GREFFIER : Cindy LEPERRE
COMPOSITION DE LA COUR LORS DU DÉLIBÉRÉ
Marie LE BRAS
: PRÉSIDENT DE CHAMBRE
Patrick SENDRAL
: CONSEILLER
Clotilde VANHOVE
: CONSEILLER
ARRÊT : Contradictoire
prononcé par sa mise à disposition au greffe le 31 Mai 2024,
les parties présentes en ayant été préalablement avisées dans les conditions prévues à l'article 450 du code de procédure civile, signé par Marie LE BRAS, Président et par Angelique AZZOLINI, greffier auquel la minute de la décision a été remise par le magistrat signataire.
ORDONNANCE DE CLÔTURE : rendue le 12 Mars 2024
EXPOSÉ DU LITIGE':
M. [X] [F] a été embauché par la SAS Transports Vermeesch à compter du 1er octobre 1984 en qualité de chauffeur routier poids lourd.
La convention collective des transports routiers et activités auxiliaires du transport est applicable à la relation de travail.
Les parties sont convenues de la suspension du contrat de travail de M. [F] entre le 21 mars et août 2012 en raison de la suspension de son permis de conduire.
M. [F] ayant informé son employeur que son permis de conduire venait d'être à nouveau invalidé, une rencontre de concertation a été organisée le 1er février 2013 en application des dispositions de l'accord du 13 novembre 1992 portant diverses mesures d'accompagnement des dispositions relatives au permis à points et annexé à la convention collective applicable.
Dans un écrit de la même date signé par M. [F], il est fait état de l'accord des parties pour suspendre son contrat de travail 'jusqu'à ce qu'il recouvre son permis de conduire' et de 'faire un point sur la situation de M. [F] au plus tard dans 6 mois'.
Par courrier du 19 décembre 2017, M. [F] a demandé à son employeur de régulariser sa situation, soutenant que son contrat n'a été ni rompu, ni suspendu officiellement et réclamant le versement de l'intégralité des salaires.
Par courrier du 22 mai 2018 faisant suite à un entretien du 13 mars 2018, la société Transports Vermeesch lui a fait une proposition de reclassement dans un emploi de conducteur de voiture pilote, proposition à laquelle le salarié n'a pas répondu.

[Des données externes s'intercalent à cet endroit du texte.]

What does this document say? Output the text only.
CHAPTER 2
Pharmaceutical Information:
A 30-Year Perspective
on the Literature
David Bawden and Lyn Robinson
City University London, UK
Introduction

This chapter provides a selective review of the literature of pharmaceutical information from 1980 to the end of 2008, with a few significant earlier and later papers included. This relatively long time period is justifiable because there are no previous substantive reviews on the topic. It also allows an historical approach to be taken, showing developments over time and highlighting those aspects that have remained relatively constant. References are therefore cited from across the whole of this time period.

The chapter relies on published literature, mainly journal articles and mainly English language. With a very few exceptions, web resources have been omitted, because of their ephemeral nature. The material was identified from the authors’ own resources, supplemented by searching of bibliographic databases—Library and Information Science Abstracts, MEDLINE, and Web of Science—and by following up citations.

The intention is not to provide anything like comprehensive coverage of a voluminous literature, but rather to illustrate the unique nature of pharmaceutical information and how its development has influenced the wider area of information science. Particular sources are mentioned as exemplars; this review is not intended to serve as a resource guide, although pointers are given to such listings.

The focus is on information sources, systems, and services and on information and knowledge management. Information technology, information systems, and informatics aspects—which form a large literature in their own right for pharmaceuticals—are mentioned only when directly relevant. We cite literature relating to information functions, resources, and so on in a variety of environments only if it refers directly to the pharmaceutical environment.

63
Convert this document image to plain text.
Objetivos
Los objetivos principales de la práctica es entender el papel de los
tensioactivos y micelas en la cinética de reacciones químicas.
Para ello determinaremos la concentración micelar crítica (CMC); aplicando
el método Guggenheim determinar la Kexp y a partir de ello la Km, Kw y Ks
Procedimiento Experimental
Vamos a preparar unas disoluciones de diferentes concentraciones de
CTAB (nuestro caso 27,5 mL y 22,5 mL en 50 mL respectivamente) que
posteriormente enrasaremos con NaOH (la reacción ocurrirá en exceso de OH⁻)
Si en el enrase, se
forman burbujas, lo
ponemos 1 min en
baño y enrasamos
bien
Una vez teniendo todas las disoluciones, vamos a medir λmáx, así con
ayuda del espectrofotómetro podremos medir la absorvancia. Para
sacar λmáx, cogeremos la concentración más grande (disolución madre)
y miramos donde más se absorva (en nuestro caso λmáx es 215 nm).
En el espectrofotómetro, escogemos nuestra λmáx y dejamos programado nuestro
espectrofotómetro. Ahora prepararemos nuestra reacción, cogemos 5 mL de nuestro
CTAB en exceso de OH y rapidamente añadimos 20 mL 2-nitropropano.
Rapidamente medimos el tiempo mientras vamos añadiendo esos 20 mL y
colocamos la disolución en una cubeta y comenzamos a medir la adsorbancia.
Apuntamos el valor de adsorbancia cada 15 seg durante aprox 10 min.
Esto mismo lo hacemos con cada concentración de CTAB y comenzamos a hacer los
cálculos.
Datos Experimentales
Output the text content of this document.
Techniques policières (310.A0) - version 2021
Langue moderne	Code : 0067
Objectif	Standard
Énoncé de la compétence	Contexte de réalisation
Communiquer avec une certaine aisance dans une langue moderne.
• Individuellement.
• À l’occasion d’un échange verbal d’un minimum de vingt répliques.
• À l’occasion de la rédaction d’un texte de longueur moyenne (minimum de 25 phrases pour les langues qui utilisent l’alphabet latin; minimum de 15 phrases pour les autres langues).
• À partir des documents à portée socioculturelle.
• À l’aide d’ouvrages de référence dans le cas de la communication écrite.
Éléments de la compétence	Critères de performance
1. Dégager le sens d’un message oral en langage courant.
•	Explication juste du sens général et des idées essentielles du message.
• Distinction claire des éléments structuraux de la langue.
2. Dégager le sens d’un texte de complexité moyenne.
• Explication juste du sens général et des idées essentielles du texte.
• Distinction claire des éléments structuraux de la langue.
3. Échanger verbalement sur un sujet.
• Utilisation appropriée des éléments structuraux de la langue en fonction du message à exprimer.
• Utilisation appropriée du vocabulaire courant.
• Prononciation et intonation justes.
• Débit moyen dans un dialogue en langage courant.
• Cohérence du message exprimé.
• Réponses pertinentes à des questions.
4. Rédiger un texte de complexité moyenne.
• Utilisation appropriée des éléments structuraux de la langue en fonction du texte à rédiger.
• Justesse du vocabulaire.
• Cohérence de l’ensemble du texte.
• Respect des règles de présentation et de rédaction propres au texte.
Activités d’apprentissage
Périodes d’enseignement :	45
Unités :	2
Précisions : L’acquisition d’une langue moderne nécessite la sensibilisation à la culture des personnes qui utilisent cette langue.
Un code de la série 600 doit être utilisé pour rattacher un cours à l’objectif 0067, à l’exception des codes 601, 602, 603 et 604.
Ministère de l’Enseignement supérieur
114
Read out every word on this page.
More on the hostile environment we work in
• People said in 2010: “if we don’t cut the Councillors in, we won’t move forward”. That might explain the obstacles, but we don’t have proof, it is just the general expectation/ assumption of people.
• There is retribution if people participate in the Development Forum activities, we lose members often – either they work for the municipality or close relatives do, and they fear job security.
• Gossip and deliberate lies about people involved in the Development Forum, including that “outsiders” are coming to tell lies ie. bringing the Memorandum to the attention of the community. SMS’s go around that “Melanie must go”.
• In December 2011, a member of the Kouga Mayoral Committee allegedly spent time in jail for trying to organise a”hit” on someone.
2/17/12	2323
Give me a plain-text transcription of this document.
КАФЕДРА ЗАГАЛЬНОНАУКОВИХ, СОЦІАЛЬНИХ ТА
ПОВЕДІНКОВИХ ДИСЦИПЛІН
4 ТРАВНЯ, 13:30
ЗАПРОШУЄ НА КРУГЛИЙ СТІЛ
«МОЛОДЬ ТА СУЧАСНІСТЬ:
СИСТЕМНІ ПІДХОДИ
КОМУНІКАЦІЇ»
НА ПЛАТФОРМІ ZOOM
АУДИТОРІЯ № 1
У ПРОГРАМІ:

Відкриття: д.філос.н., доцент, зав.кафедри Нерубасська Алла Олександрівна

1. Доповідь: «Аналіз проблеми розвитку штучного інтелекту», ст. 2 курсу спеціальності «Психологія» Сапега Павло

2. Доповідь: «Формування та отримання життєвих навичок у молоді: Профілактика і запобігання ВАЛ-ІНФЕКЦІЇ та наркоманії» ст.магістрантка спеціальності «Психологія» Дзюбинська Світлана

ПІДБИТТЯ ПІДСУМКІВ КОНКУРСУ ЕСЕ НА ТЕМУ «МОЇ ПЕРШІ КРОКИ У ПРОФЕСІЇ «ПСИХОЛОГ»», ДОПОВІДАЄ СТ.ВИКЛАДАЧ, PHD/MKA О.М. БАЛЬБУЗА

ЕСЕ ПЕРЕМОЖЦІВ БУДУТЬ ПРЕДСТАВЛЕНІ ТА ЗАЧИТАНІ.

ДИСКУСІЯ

Par requête du 18 avril 2019, M. [F] a saisi le conseil de prud'hommes d'Arras afin de voir prononcer la résiliation judiciaire de son contrat de travail et d'obtenir un rappel de salaire et diverses sommes au titre de la rupture du contrat de travail.
Par lettre recommandée du 19 avril 2019, M. [F] a été convoqué à un entretien préalable à un éventuel licenciement et s'est vu notifier son licenciement par courrier du 13 mai 2019 en raison de l'impossibilité de poursuivre la relation de travail du fait de la perte de son permis de conduire et de l'absence de possibilité de reclassement.
M. [F] est décédé le 8 décembre 2019 et l'instance prud'homale a été reprise par ses ayants droit, Mesdames [E] [F], [S] [J], [V] [F] et [T] [K] (les consorts [F])
Par jugement contradictoire du 26 avril 2022, le conseil de prud'hommes d'Arras a':
-dit n'y avoir lieu à prononcer la résiliation judiciaire du contrat de travail de M. [F] aux torts de l'employeur,
-déclaré le licenciement de M. [F] fondé sur une cause réelle et sérieuse,
-débouté Mesdames [E] [F], [S] [J], [V] [F] et [T] [K], en qualité d'héritières de M. [F] de l'intégralité de leurs demandes,
-débouté la société Transports Vermeesch de sa demande au titre de l'article 700 du code de procédure civile,
-laissé les dépens à la charge de ceux qui les ont exposés.
Par déclaration reçue au greffe le 13 mai 2022, les consorts [F] ont interjeté appel du jugement rendu en visant toutes ses dispositions.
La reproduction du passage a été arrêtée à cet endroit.